History of former Nathalia Senior Coach Charles Canet
(Information found by Brendan Prentice on the Carlton Football Club website)
Charles was a former Carlton Captain information as follows:
Carlton Career : 1916 - 1921
Debut : Round 3, 1916 vs Richmond, aged 20 years, 255 days
Carlton Player No. 311
Games : 80
Goals : 6
Guernsey No. 12
Last Game : Round 14, 1921 vs South Melbourne, aged 25 years, 346 days
Height : 170 cm (5 ft. 7 in.)
Weight : 67 kg (10 stone, 7 lbs.)
DOB: 8 September, 1895
Carlton Captain 1921
Recruited by the Blues from neighbouring amateur side Brunswick Juniors in 1916, Charlie Canet played finals football in each of his five completed seasons at Princes Park. A lightly-framed, tenacious wingman, he was appointed vice-captain of the club in 1920, and captain the year after. But after just six matches in charge in 1921, Canet stood down from the role after an apparent altercation with his coach Norman Clark. He left Carlton later in that same season, and took up a big offer to coach country club Nathalia.
The Canet family history traced its arrival in Australia to Charlie’s grandfather, Robert Canet; a 17 year-old crewman who jumped ship from an English trading vessel at the Melbourne docks during the height of the Victorian goldrush. Robert made his way to the gold fields, struck it rich, and eventually bought a farm in northern Victoria.
By 1915, Robert’s grandson; Charlie, was in Melbourne, playing impressive football for Brunswick Amateurs. Carlton soon took notice, and early the following year Canet made his senior debut for the Blues in a nail-biting 5-point win over Richmond at Punt Road. At first, Charlie played in a back pocket that afternoon, before coach Clark realised that he was much more valuable further up field. Throughout the rest of his time with the Blues, Canet rarely played anywhere else but the wing.
Canet’s best season was 1920, when he was appointed vice-captain to Charlie Fisher, and enjoyed a consistent year alongside champion centreman Rod McGregor. Then in July, Fisher was injured, and relinquished the captaincy. But instead of appointing Canet in Fisher’s place, Norman Clark gave that honour to centre half-back Paddy O’Brien, with Charlie remaining as his deputy. Clark was a strong-willed and forthright character, and not always the most tactful, so it is easy to conclude that Canet would not have appreciated the manner, or the circumstances of his rejection.
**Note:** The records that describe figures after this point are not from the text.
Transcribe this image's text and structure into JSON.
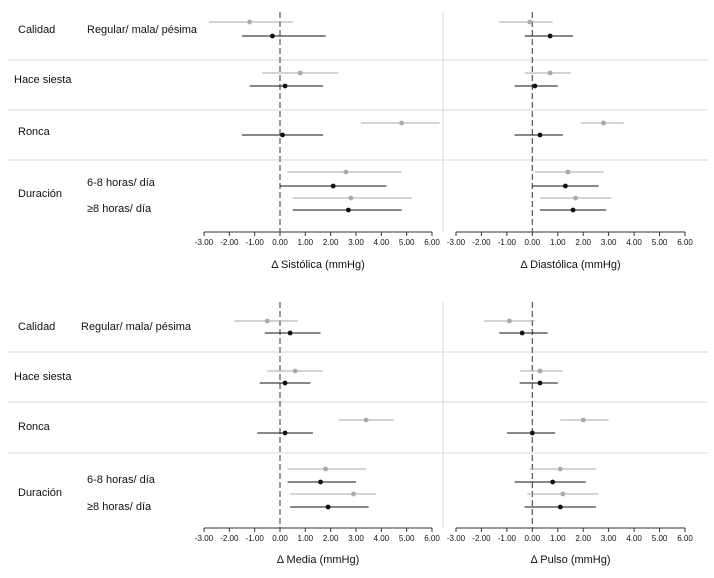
{
  "labels": {
    "calidad": "Calidad",
    "regular": "Regular/ mala/ pésima",
    "siesta": "Hace siesta",
    "ronca": "Ronca",
    "duracion": "Duración",
    "d68": "6-8 horas/ día",
    "d8": "≥8 horas/ día"
  },
  "colors": {
    "light": "#aaaaaa",
    "dark": "#111111",
    "ref": "#555555",
    "sep": "#d9d9d9"
  },
  "chart_data": [
    {
      "type": "scatter",
      "xlabel": "Δ Sistólica (mmHg)",
      "xlim": [
        -3,
        6
      ],
      "xticks": [
        "-3.00",
        "-2.00",
        "-1.00",
        "0.00",
        "1.00",
        "2.00",
        "3.00",
        "4.00",
        "5.00",
        "6.00"
      ],
      "series": [
        {
          "color": "light",
          "est": [
            -1.2,
            0.8,
            4.8,
            2.6,
            2.8
          ],
          "lo": [
            -2.8,
            -0.7,
            3.2,
            0.3,
            0.5
          ],
          "hi": [
            0.5,
            2.3,
            6.3,
            4.8,
            5.2
          ]
        },
        {
          "color": "dark",
          "est": [
            -0.3,
            0.2,
            0.1,
            2.1,
            2.7
          ],
          "lo": [
            -1.5,
            -1.2,
            -1.5,
            0.0,
            0.5
          ],
          "hi": [
            1.8,
            1.7,
            1.7,
            4.2,
            4.8
          ]
        }
      ]
    },
    {
      "type": "scatter",
      "xlabel": "Δ Diastólica (mmHg)",
      "xlim": [
        -3,
        6
      ],
      "xticks": [
        "-3.00",
        "-2.00",
        "-1.00",
        "0.00",
        "1.00",
        "2.00",
        "3.00",
        "4.00",
        "5.00",
        "6.00"
      ],
      "series": [
        {
          "color": "light",
          "est": [
            -0.1,
            0.7,
            2.8,
            1.4,
            1.7
          ],
          "lo": [
            -1.3,
            -0.3,
            1.9,
            0.1,
            0.3
          ],
          "hi": [
            0.8,
            1.5,
            3.6,
            2.8,
            3.1
          ]
        },
        {
          "color": "dark",
          "est": [
            0.7,
            0.1,
            0.3,
            1.3,
            1.6
          ],
          "lo": [
            -0.3,
            -0.7,
            -0.7,
            0.0,
            0.3
          ],
          "hi": [
            1.6,
            1.0,
            1.2,
            2.6,
            2.9
          ]
        }
      ]
    },
    {
      "type": "scatter",
      "xlabel": "Δ Media (mmHg)",
      "xlim": [
        -3,
        6
      ],
      "xticks": [
        "-3.00",
        "-2.00",
        "-1.00",
        "0.00",
        "1.00",
        "2.00",
        "3.00",
        "4.00",
        "5.00",
        "6.00"
      ],
      "series": [
        {
          "color": "light",
          "est": [
            -0.5,
            0.6,
            3.4,
            1.8,
            2.9
          ],
          "lo": [
            -1.8,
            -0.5,
            2.3,
            0.3,
            0.4
          ],
          "hi": [
            0.7,
            1.7,
            4.5,
            3.4,
            3.8
          ]
        },
        {
          "color": "dark",
          "est": [
            0.4,
            0.2,
            0.2,
            1.6,
            1.9
          ],
          "lo": [
            -0.6,
            -0.8,
            -0.9,
            0.3,
            0.4
          ],
          "hi": [
            1.6,
            1.2,
            1.3,
            3.0,
            3.5
          ]
        }
      ]
    },
    {
      "type": "scatter",
      "xlabel": "Δ Pulso (mmHg)",
      "xlim": [
        -3,
        6
      ],
      "xticks": [
        "-3.00",
        "-2.00",
        "-1.00",
        "0.00",
        "1.00",
        "2.00",
        "3.00",
        "4.00",
        "5.00",
        "6.00"
      ],
      "series": [
        {
          "color": "light",
          "est": [
            -0.9,
            0.3,
            2.0,
            1.1,
            1.2
          ],
          "lo": [
            -1.9,
            -0.5,
            1.1,
            -0.1,
            -0.2
          ],
          "hi": [
            0.1,
            1.2,
            3.0,
            2.5,
            2.6
          ]
        },
        {
          "color": "dark",
          "est": [
            -0.4,
            0.3,
            0.0,
            0.8,
            1.1
          ],
          "lo": [
            -1.3,
            -0.5,
            -1.0,
            -0.7,
            -0.3
          ],
          "hi": [
            0.6,
            1.0,
            0.9,
            2.1,
            2.5
          ]
        }
      ]
    }
  ]
}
However, Carlton still made it all the way to the Preliminary Final in 1920, only to lose to Collingwood in a gruelling contest on a wet and heavy MCG. O’Brien and Canet battled hard all match trying to lift their side to victory, but Collingwood’s little men couldn’t be contained, and the final margin of 24 points flattered the Blues. Afterward, Paddy O’Brien rekindled the flame of antagonism between Clark and Canet when he in turn stood down as captain. Charlie Canet assumed the role at last, but there can be little doubt that resentment lingered on.
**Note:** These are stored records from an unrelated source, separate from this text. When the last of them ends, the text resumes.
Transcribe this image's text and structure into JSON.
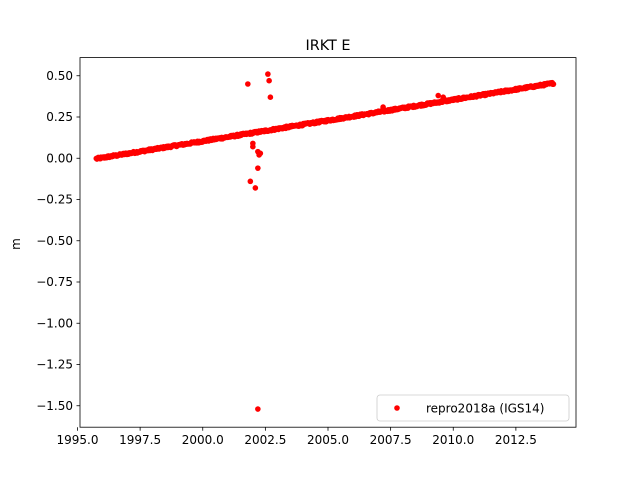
{
  "chart_data": {
    "type": "scatter",
    "title": "IRKT E",
    "xlabel": "",
    "ylabel": "m",
    "xlim": [
      1995.1,
      2014.9
    ],
    "ylim": [
      -1.63,
      0.61
    ],
    "xticks": [
      1995.0,
      1997.5,
      2000.0,
      2002.5,
      2005.0,
      2007.5,
      2010.0,
      2012.5
    ],
    "xtick_labels": [
      "1995.0",
      "1997.5",
      "2000.0",
      "2002.5",
      "2005.0",
      "2007.5",
      "2010.0",
      "2012.5"
    ],
    "yticks": [
      0.5,
      0.25,
      0.0,
      -0.25,
      -0.5,
      -0.75,
      -1.0,
      -1.25,
      -1.5
    ],
    "ytick_labels": [
      "0.50",
      "0.25",
      "0.00",
      "−0.25",
      "−0.50",
      "−0.75",
      "−1.00",
      "−1.25",
      "−1.50"
    ],
    "grid": false,
    "legend_position": "lower-right",
    "series": [
      {
        "name": "repro2018a (IGS14)",
        "color": "#ff0000",
        "marker": "circle",
        "trend": {
          "x_start": 1995.75,
          "x_end": 2014.0,
          "y_start": -0.003,
          "y_end": 0.455
        },
        "outliers": [
          {
            "x": 2001.8,
            "y": 0.45
          },
          {
            "x": 2002.6,
            "y": 0.51
          },
          {
            "x": 2002.65,
            "y": 0.47
          },
          {
            "x": 2002.7,
            "y": 0.37
          },
          {
            "x": 2009.4,
            "y": 0.38
          },
          {
            "x": 2009.6,
            "y": 0.37
          },
          {
            "x": 2007.2,
            "y": 0.31
          },
          {
            "x": 2002.0,
            "y": 0.09
          },
          {
            "x": 2002.0,
            "y": 0.07
          },
          {
            "x": 2002.2,
            "y": 0.04
          },
          {
            "x": 2002.25,
            "y": 0.02
          },
          {
            "x": 2002.3,
            "y": 0.03
          },
          {
            "x": 2002.2,
            "y": -0.06
          },
          {
            "x": 2001.9,
            "y": -0.14
          },
          {
            "x": 2002.1,
            "y": -0.18
          },
          {
            "x": 2002.2,
            "y": -1.52
          }
        ]
      }
    ]
  }
}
When season 1921 got underway, the tensions between Clark and Canet seemed to have eased, especially after the Blues first six matches brought three wins, two draws and a bye to give Charlie an unblemished record as captain. That was until the week prior to round 7, when Carlton sprung yet another surprise by announcing that Canet had been replaced by Gordon Green as captain of the Blues. The real circumstances of this fourth change of leadership in less than twelve months was never made public, but it was obvious that Canet’s position at Carlton was by then untenable.
At 25 years of age, as a former VFL club captain with 79 games experience, Charlie Canet was hot football property, and it didn’t take long for the offers to roll in. Eventually, he decided to head for Nathalia in northern Victoria, where the prospect of employment, housing and a minimum salary of eight pounds a week to captain-coach the local team compared very favourably with his pay packet of five pounds a week at Carlton.
Canet played his eightieth and last match for the Navy Blues in August 1921, when Carlton comfortably accounted for South Melbourne at Princes Park. All four of the club’s most recent captains; Green, Canet, O’Brien and Fisher, were in the side that afternoon, when Norman Clark coached the side to a 25-point win.
After that, Charlie Canet went to Nathalia, and eventually settled in the district. When World War II began in 1939, he signed up at the age of 47 to spend two years serving with a Docks Operating Company of the Royal Australian Engineers. He came home safe and well, and lived out his remaining years in the bush before passing away in 1978, at the age of 82.